UK calls out China state-affiliated actors for malicious cyber targeting of UK democratic institutions and parliamentarians


The UK government has called out China state-affiliated actors for carrying out malicious cyber activity targeting institutions and individuals important to UK democracy.


  • GCHQ’s National Cyber Security Centre assesses China state-affiliated actor APT31 was almost certainly responsible for targeting UK parliamentarians’ emails in 2021.
  • The compromise of the UK Electoral Commission’s systems has also been attributed to a China state-affiliated actor in a separate instance of malicious activity.
  • Organisations and individuals involved in democratic processes urged to follow NCSC advice to bolster their security in face of cyber threats.
  • The National Cyber Security Centre – a part of GCHQ – assesses that the China state-affiliated cyber actor APT31 was almost certainly responsible for conducting online reconnaissance activity in 2021 against the email accounts of UK parliamentarians, most of whom have been prominent in calling out the malign activity of China.

Separately, the compromise of computer systems at the UK Electoral Commission between 2021 and 2022 has also been attributed to a China state-affiliated actor. The NCSC assesses it is highly likely the threat actors accessed and exfiltrated email data, and data from the Electoral Register during this time.

The data, in combination with other data sources, would highly likely be used by the Chinese intelligence services for a range of purposes, including large-scale espionage and transnational repression of perceived dissidents and critics in the UK.

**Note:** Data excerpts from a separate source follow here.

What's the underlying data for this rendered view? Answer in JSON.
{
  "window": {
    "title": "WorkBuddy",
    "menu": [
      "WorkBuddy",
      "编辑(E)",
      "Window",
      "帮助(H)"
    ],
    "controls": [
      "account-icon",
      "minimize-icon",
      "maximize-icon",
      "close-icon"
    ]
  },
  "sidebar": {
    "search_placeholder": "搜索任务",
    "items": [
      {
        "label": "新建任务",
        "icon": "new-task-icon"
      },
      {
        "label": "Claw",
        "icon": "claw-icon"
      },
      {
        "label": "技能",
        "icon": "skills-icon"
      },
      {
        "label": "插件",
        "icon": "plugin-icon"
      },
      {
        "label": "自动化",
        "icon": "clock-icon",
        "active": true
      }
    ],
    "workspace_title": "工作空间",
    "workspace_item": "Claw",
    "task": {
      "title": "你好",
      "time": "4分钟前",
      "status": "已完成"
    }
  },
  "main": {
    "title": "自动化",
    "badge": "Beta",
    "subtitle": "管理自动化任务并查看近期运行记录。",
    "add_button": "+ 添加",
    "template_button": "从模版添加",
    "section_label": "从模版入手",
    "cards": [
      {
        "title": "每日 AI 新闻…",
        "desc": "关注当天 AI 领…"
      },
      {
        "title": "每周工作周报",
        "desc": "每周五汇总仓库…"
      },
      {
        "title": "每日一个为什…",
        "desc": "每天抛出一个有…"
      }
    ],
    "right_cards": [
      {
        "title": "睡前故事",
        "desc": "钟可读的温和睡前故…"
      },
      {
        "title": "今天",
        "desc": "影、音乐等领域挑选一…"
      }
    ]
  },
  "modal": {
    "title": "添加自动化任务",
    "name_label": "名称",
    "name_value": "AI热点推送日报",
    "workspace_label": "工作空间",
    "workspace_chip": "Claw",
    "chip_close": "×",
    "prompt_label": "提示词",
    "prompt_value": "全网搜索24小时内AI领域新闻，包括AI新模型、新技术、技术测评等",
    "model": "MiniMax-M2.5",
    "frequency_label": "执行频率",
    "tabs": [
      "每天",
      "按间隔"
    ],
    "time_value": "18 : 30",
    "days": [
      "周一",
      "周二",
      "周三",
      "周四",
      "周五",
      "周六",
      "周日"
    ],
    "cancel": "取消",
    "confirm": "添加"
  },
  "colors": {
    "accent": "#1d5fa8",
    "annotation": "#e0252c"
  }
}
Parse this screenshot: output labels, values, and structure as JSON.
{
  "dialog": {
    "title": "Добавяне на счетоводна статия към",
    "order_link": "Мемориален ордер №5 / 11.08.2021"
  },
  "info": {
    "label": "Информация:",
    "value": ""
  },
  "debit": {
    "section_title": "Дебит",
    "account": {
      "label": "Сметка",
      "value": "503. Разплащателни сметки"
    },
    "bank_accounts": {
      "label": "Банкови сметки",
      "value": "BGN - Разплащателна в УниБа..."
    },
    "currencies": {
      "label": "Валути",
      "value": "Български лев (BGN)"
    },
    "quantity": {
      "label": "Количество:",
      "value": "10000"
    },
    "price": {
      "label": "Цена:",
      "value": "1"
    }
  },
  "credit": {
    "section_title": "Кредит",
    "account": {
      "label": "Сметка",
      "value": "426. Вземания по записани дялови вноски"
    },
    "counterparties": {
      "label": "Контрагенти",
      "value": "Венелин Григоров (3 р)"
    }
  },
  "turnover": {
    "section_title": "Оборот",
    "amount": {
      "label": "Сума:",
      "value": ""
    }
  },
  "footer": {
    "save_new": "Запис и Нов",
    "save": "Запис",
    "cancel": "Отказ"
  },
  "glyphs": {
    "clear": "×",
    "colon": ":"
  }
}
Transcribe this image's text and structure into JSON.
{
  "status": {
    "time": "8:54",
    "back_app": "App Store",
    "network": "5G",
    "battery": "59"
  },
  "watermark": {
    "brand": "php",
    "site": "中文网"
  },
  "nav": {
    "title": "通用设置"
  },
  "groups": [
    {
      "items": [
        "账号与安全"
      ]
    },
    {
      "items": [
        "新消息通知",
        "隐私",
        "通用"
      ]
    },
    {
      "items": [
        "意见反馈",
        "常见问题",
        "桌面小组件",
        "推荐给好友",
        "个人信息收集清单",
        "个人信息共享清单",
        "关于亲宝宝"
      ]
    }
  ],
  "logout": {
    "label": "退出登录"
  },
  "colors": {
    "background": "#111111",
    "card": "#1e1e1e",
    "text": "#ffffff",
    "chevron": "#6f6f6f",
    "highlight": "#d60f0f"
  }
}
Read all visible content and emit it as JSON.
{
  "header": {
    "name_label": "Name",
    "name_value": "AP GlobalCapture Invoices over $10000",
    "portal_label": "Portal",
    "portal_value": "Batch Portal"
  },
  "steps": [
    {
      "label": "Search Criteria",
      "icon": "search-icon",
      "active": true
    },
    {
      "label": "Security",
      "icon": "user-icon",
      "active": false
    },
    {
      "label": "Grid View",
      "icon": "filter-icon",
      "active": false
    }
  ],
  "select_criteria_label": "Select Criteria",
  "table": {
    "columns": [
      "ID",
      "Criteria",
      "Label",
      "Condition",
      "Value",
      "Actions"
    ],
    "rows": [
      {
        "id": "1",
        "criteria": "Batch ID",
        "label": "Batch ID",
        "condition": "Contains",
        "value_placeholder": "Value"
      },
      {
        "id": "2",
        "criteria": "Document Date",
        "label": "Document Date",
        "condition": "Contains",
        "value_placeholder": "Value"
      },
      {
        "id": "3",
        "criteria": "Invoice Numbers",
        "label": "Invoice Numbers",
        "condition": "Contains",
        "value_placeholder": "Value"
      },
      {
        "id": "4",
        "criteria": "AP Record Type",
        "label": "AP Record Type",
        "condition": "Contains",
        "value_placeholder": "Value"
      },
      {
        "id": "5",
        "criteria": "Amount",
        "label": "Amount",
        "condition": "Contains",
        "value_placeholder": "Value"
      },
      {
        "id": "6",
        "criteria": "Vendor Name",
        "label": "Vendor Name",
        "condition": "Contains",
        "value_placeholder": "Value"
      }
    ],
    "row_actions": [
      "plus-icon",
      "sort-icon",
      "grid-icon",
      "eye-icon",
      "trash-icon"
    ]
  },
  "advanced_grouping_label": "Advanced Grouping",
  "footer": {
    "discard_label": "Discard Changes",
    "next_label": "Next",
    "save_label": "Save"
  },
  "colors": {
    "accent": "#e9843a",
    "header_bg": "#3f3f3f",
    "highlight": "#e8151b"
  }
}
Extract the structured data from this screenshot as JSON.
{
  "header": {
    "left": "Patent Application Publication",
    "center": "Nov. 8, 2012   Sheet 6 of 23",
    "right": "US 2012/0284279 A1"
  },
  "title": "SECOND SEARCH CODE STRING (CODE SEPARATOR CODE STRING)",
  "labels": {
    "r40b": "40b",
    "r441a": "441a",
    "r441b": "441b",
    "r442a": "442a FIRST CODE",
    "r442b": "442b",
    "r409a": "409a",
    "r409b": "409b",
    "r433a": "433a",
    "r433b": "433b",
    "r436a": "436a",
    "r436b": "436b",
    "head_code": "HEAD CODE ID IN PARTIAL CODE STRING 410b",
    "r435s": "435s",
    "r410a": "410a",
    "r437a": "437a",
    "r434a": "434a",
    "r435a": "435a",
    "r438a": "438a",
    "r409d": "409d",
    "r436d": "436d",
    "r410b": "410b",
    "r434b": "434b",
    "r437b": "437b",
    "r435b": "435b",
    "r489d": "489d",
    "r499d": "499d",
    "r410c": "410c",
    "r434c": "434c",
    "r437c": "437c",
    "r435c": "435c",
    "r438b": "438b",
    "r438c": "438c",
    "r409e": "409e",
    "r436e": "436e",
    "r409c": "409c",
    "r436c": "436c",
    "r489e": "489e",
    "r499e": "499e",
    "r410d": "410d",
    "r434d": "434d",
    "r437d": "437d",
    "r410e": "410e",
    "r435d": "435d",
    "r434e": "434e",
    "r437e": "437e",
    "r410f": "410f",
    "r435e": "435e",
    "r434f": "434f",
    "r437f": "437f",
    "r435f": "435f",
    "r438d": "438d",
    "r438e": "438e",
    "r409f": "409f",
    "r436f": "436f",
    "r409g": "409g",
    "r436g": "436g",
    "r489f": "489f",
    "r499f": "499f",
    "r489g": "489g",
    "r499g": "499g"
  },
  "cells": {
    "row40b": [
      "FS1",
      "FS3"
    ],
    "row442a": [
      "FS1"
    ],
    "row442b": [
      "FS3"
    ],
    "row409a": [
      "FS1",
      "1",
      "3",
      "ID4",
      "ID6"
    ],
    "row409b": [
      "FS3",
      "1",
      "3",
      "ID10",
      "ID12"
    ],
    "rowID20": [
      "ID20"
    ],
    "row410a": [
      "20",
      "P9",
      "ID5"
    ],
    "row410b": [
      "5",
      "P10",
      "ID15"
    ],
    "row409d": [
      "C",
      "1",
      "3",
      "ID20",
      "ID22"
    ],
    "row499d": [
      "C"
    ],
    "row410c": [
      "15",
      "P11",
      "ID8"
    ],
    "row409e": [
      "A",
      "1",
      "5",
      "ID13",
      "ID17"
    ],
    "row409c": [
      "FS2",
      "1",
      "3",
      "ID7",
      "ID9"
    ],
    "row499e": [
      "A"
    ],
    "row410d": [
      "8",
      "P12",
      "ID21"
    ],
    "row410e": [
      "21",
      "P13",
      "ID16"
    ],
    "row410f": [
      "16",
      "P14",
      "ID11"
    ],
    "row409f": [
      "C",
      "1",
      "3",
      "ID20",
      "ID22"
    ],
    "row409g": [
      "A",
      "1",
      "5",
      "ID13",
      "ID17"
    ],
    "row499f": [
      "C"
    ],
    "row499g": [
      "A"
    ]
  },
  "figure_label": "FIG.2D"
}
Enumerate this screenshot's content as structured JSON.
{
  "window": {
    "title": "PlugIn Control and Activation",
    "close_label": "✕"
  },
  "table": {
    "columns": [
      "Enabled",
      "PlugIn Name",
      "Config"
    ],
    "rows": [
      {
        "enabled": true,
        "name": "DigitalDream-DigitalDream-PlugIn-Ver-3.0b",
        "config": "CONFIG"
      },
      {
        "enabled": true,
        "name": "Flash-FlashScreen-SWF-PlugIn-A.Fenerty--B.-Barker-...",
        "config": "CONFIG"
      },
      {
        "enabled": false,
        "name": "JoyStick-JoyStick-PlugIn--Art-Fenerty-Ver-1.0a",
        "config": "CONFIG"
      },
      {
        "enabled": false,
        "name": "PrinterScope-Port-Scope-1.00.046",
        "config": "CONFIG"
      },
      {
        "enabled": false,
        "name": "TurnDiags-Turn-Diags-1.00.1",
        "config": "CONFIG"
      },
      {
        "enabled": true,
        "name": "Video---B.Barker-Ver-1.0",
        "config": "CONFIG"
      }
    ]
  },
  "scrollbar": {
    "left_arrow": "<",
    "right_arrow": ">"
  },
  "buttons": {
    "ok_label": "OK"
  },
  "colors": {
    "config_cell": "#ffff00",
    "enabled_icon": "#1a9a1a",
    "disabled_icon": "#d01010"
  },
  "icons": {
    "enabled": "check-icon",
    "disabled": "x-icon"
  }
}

To help bolster the UK’s cyber resilience, the NCSC has today published updated guidance in its Defending Democracy collection for political organisations – such as parties and thinktanks – and organisations coordinating the delivery of elections, with advice on how to reduce the likelihood of cyber attacks.

Paul Chichester, NCSC Director of Operations, said:

“The malicious activities we have exposed today are indicative of a wider pattern of unacceptable behaviour we are seeing from China state-affiliated actors against the UK and around the world.

“The targeting of our democratic system is unacceptable and the NCSC will continue to call out cyber actors who pose a threat to the institutions and values that underpin our society.

“It is vital that organisations and individuals involved in our democratic processes defend themselves in cyberspace and I urge them to follow and implement the NCSC’s advice to stay safe online.”

The cyber campaign against the parliamentary email accounts of members across both Houses of Parliament was identified and successfully mitigated by Parliament’s Security Department before any accounts could be compromised.

The compromise of systems at the UK Electoral Commission was made public last year after steps had been taken to remediate and recover, with support from the NCSC.


The publication of new Defending Democracy guidance follows the release of fresh advice for high-risk individuals published in December.

The newly issued guidance for political organisations offers advice to help IT practitioners implement security measures that will help prevent common cyber attacks. These include: putting controls in place to defend against spear-phishing and DDoS attacks and setting up multi-factor authentication on cloud- and internet-connected services.

Meanwhile the guidance for organisations involved in coordinating elections, such as local authorities, advises on steps to take to protect electoral management systems.

The NCSC has previously warned about the threat from China state-linked cyber capabilities, including from APT31 which was previously linked to the Chinese Ministry of State Security in 2021 following compromise of Microsoft Exchange Server.

More recently, the NCSC has warned about China state-sponsored actors using living off the land techniques to evade detection on compromised critical infrastructure networks.